There are certain advantages and disadvantages of using a moving average model that we must pay attention to in order to achieve better results in modelling and forecasting the time series data.

Advantages

  • Noise Reduction: Moving average models are effective in smoothing out the noise which is present in the time series data, thus, it helps in reducing the short term fluctuations in the time series data.
  • Stationarity: Moving average models within itself assumes that the time series data is stationary which is a primary requirement in the time series analysis.
  • Ease of Understanding: It is not that tough to understand how the moving average models work in comparison to some of the other time series forecasting models.
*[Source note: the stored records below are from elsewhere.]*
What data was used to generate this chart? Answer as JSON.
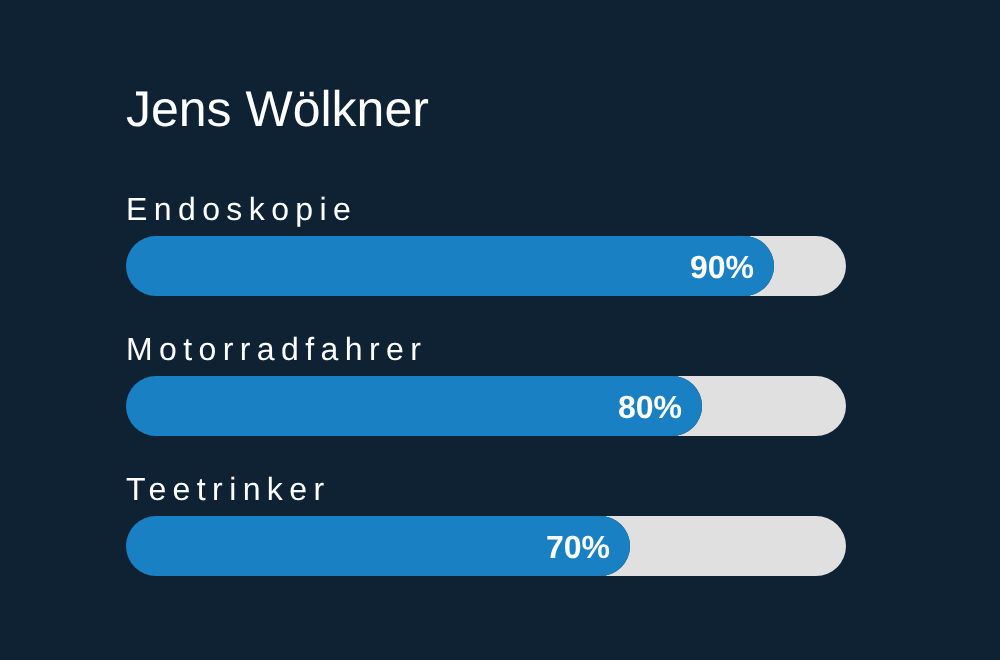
{
  "chart_data": {
    "type": "bar",
    "orientation": "horizontal",
    "title": "Jens Wölkner",
    "categories": [
      "Endoskopie",
      "Motorradfahrer",
      "Teetrinker"
    ],
    "values": [
      90,
      80,
      70
    ],
    "value_labels": [
      "90%",
      "80%",
      "70%"
    ],
    "color": "#1a80c4",
    "xlim": [
      0,
      100
    ],
    "tick_labels": "y"
  }
}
The order of the moving average model is the number of previous error terms on which the current value of the time series depends.
  • Combination of models: The moving average models could be easily combined with autoregressive and integrated models and the whole of ARIMA modelling could be applied on the time series data.

Disadvantages

  • Assumption of Stationarity: In moving average models it is already assumed that the time series data is stationary, but in reality, most of the real world data are not stationary. Therefore, in order to convert the time series data into stationary data information loss might happen.
  • Limited Forecasting Range: Moving average models are suitable for short term forecasting, as the time increases model’s forecasting capabilities decreases.
  • Sensitivity to Outliers
  • Identification of Model Order: If the model order is not chosen correctly the model might not be able to predict the time series data effectively.

Conclusion

Hence, we can conclude that analysis of the time series data with moving average model is possible but is only suitable for short period of time and the predictions are not good as the time span increases.